That is exactly what has happened, it said about a regulation recently posted in the federal government’s Gazette.
“It is now illegal for farmers who purchase these PBR-protected varieties to use seed, cuttings, tubers or bulbs they harvest to grow future crops on their own farms,” the NFU said.
It said this benefits six multinational seed companies (Bayer, Corteva, Syngenta, BASF, Limagrain and KWS) who control 64 per cent of the global commercial seed market.
It said most vegetable seed used by Canadian farmers is bred and sold by these corporations, grown abroad, and imported.

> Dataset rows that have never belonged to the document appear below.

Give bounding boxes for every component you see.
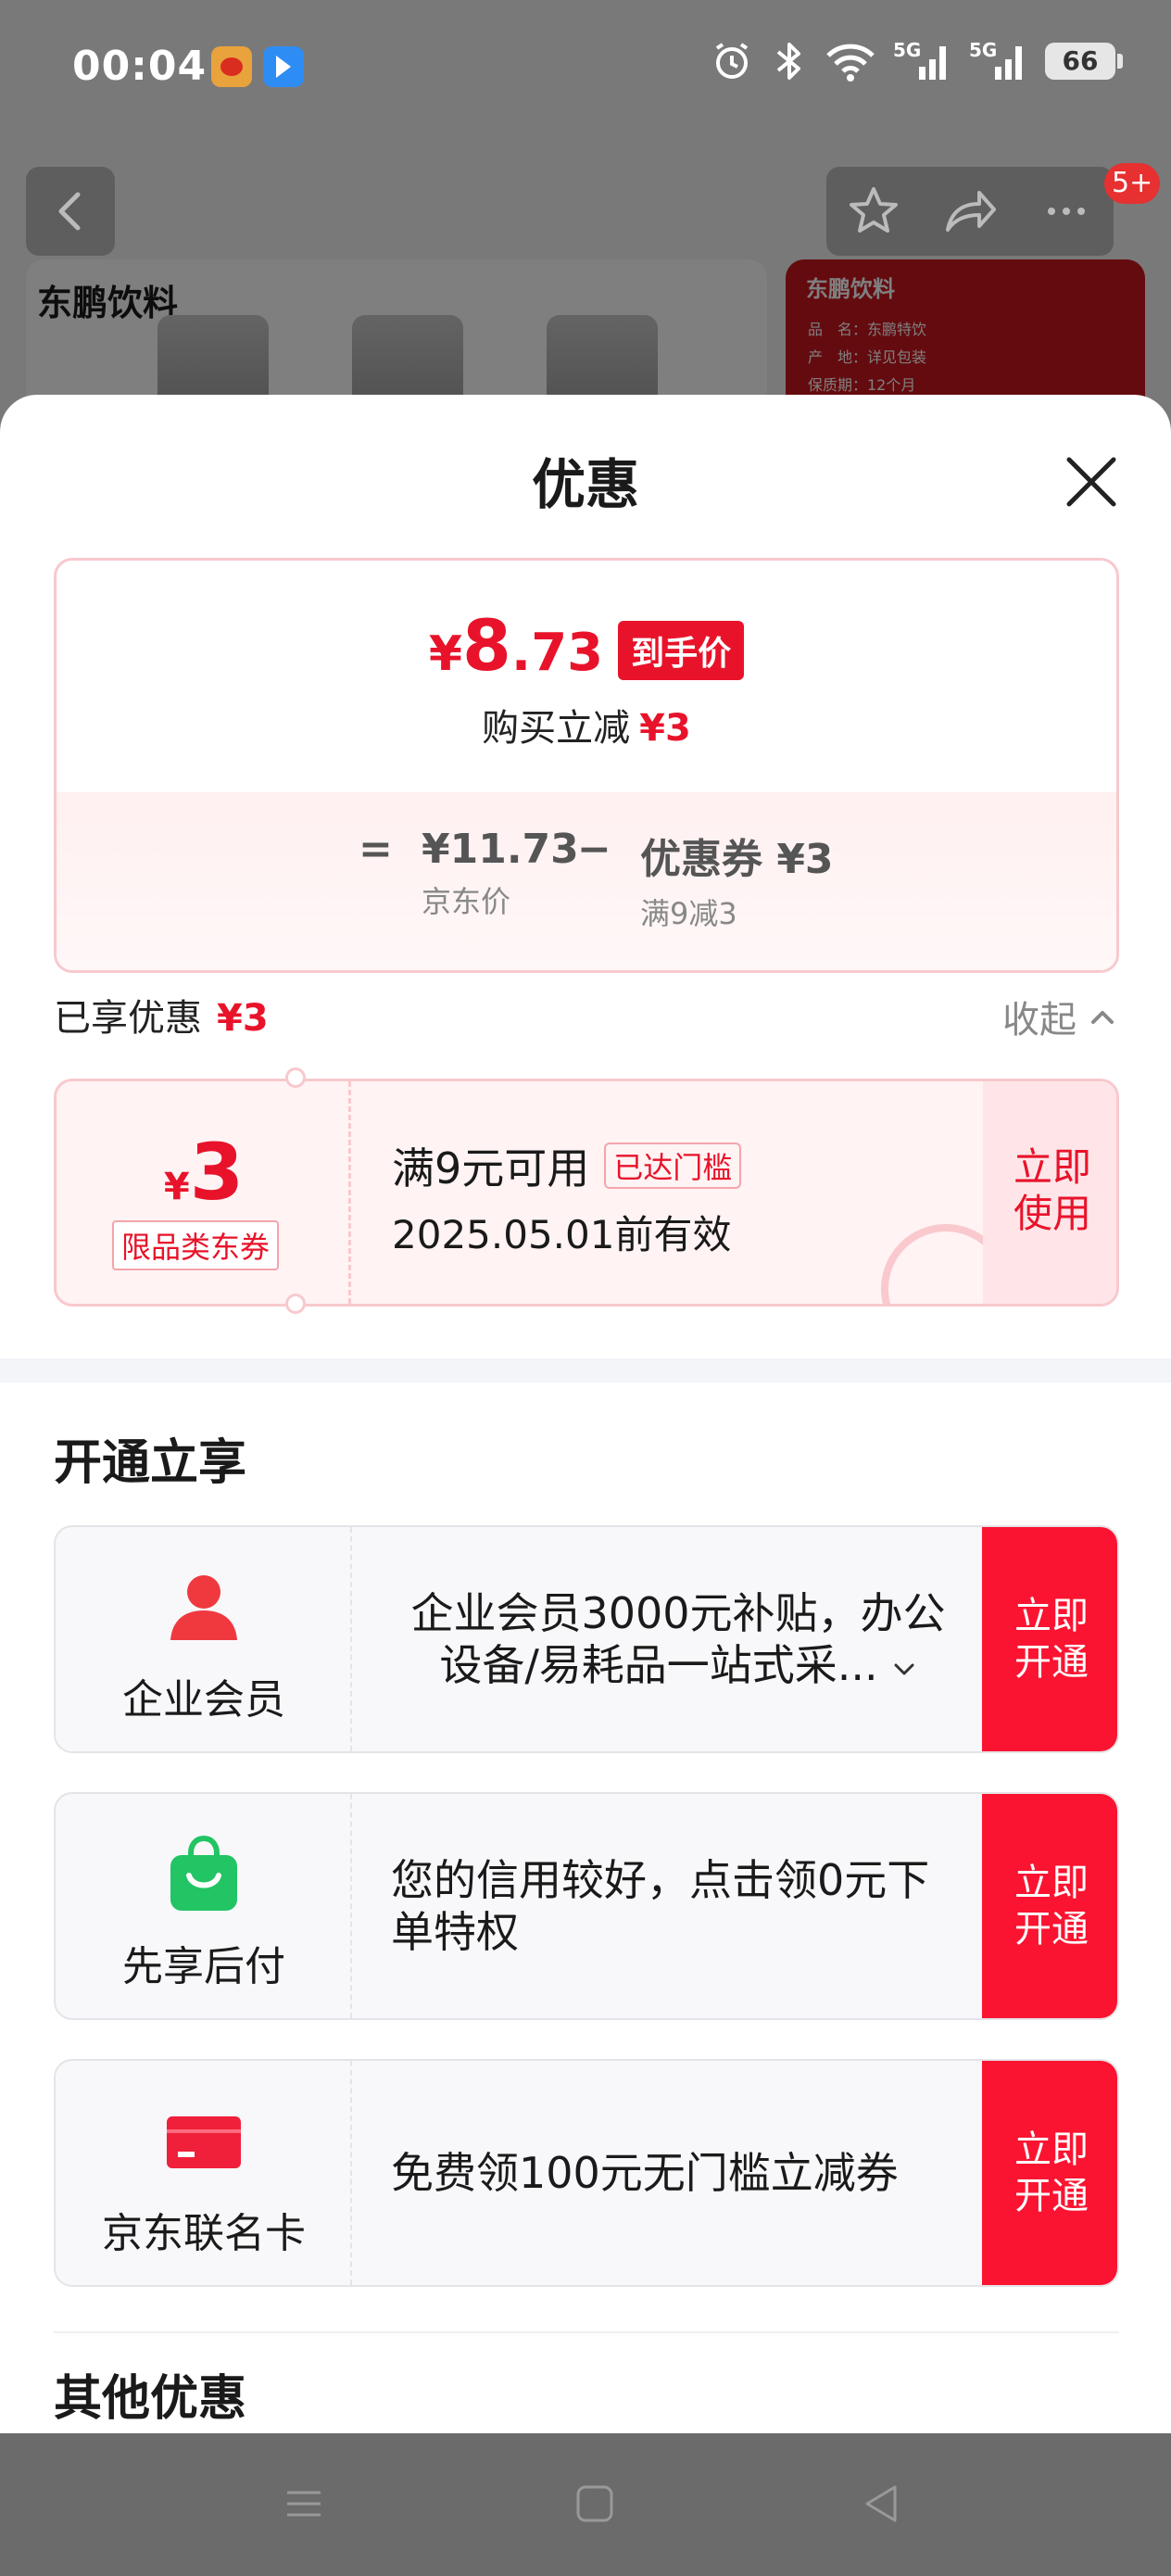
section-divider: [0, 1358, 1171, 1383]
alarm-icon: [715, 43, 749, 79]
use-coupon-label: 立即使用: [1013, 1144, 1091, 1236]
other-section-title: 其他优惠: [54, 2371, 247, 2427]
threshold-met-tag: 已达门槛: [604, 1143, 742, 1189]
coupon-notch: [285, 1294, 306, 1314]
clock: 00:04: [72, 43, 208, 90]
sheet-title: 优惠: [531, 453, 639, 516]
collapse-button[interactable]: 收起: [1002, 990, 1117, 1043]
benefit-card-pay-later: 先享后付 您的信用较好，点击领0元下单特权 立即开通: [54, 1792, 1119, 2020]
message-badge: 5+: [1104, 163, 1161, 204]
status-icons: 5G 5G 66: [710, 39, 1123, 83]
price-summary-card: ¥8.73 到手价 购买立减 ¥3 = ¥11.73 京东价 − 优惠券 ¥3 满…: [54, 558, 1119, 973]
coupon-notch: [285, 1067, 306, 1088]
share-icon[interactable]: [940, 183, 1000, 239]
chevron-left-icon: [58, 192, 81, 231]
final-price-tag: 到手价: [618, 621, 745, 680]
benefit-card-enterprise: 企业会员 企业会员3000元补贴，办公设备/易耗品一站式采... 立即开通: [54, 1525, 1119, 1753]
battery-indicator: 66: [1045, 43, 1123, 80]
benefit-name: 先享后付: [122, 1943, 285, 1990]
menu-icon[interactable]: [280, 2480, 328, 2528]
coupon-validity: 2025.05.01前有效: [392, 1212, 732, 1257]
open-enterprise-button[interactable]: 立即开通: [982, 1527, 1117, 1751]
enjoyed-discount-label: 已享优惠 ¥3: [54, 997, 269, 1040]
system-navigation-bar: [0, 2433, 1171, 2576]
star-icon[interactable]: [846, 183, 901, 239]
open-pay-later-button[interactable]: 立即开通: [982, 1794, 1117, 2018]
coupon-value-block: ¥3 限品类东券: [57, 1081, 351, 1304]
credit-card-icon: [167, 2116, 241, 2168]
signal-5g-icon: 5G: [969, 39, 1028, 83]
equals-sign: =: [359, 826, 393, 873]
benefit-description[interactable]: 免费领100元无门槛立减券: [391, 2061, 965, 2285]
coupon-type-tag: 限品类东券: [112, 1220, 280, 1270]
final-price-block: ¥8.73 到手价 购买立减 ¥3: [57, 561, 1116, 792]
instant-discount-line: 购买立减 ¥3: [482, 707, 691, 750]
top-action-bar: [826, 167, 1114, 256]
benefit-name: 企业会员: [122, 1676, 285, 1724]
coupon-card: ¥3 限品类东券 满9元可用 已达门槛 2025.05.01前有效 立即使用: [54, 1079, 1119, 1307]
status-bar: 00:04 5G 5G 66: [0, 0, 1171, 139]
video-app-notification-icon: [263, 46, 304, 87]
jd-price: ¥11.73: [422, 826, 579, 873]
chevron-down-icon: [894, 1663, 914, 1674]
minus-sign: −: [577, 826, 611, 873]
coupon-deduction: 优惠券 ¥3: [640, 836, 834, 883]
person-icon: [170, 1575, 237, 1640]
home-icon[interactable]: [571, 2480, 619, 2528]
coupon-condition: 满9元可用 已达门槛: [392, 1135, 742, 1196]
benefit-name: 京东联名卡: [102, 2210, 306, 2257]
benefit-description[interactable]: 您的信用较好，点击领0元下单特权: [391, 1794, 965, 2018]
use-coupon-button[interactable]: 立即使用: [983, 1081, 1116, 1304]
final-price: ¥8.73: [428, 604, 604, 687]
back-button[interactable]: [26, 167, 115, 256]
coupon-amount: ¥3: [163, 1127, 245, 1218]
price-breakdown: = ¥11.73 京东价 − 优惠券 ¥3 满9减3: [57, 792, 1116, 970]
chevron-up-icon: [1091, 1011, 1114, 1024]
bluetooth-icon: [776, 43, 800, 80]
signal-5g-icon: 5G: [893, 39, 952, 83]
close-icon[interactable]: [1054, 445, 1128, 519]
back-nav-icon[interactable]: [858, 2480, 906, 2528]
coupon-deduction-label: 满9减3: [640, 896, 737, 931]
more-icon[interactable]: [1039, 183, 1094, 239]
open-cobrand-card-button[interactable]: 立即开通: [982, 2061, 1117, 2285]
weibo-notification-icon: [211, 46, 252, 87]
jd-price-label: 京东价: [422, 884, 511, 919]
benefit-description[interactable]: 企业会员3000元补贴，办公设备/易耗品一站式采...: [391, 1527, 965, 1751]
discount-sheet: 优惠 ¥8.73 到手价 购买立减 ¥3 = ¥11.73 京东价 − 优惠券 ¥…: [0, 395, 1171, 2433]
wifi-icon: [826, 44, 875, 82]
open-section-title: 开通立享: [54, 1435, 247, 1491]
shopping-bag-icon: [170, 1835, 237, 1911]
benefit-card-cobrand-card: 京东联名卡 免费领100元无门槛立减券 立即开通: [54, 2059, 1119, 2287]
section-divider: [54, 2331, 1119, 2333]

“Eliminating Farmers’ Privilege on hybrid varieties indicates how excessive industry demands are – they feel the need to legally eliminate the practice of seed-saving which is already accomplished biologically,” said Terry Boehm, former NFU president.
At the same time, after decades of budget cut-backs and austerity measures, the drastic cuts to Agriculture and Agri-Food Canada (AAFC) research capacity announced in January directly attack public plant breeding that has been the backbone of Canada’s agricultural economy for 140 years, the NFU said.
If the government does not reverse these plans, the cuts will eliminate key scientific positions and destroy the network of specialized plots of land with representative soil types and growing conditions needed to test potential varieties in the real-life conditions farmers face, it said.
Eliminating critical parts of our public plant breeding capacity hampers development of high-quality, lower-cost publicly bred seed and further concentrates power over Canada’s seed system in the hands of large private seed companies, it said.
“It appears that the AAFC cuts and this regulatory change go hand in hand,” said Boehm. “The government is dismantling a public plant breeding system that has served Canadian farmers for generations to make Canada’s seed sector more profitable for large private companies.
“The result will be fewer farmer-focused varieties, higher seed costs, and greater dependence on foreign-owned seed corporations whose priorities are profit, not the long-term resilience of Canadian agriculture,” Boehm said.
AAFC usually has its expensive public relations machine crank out a news release to announce such important changes.
Not this time. Perhaps they're ashamed of this sell-out of farmers and the Canadian public.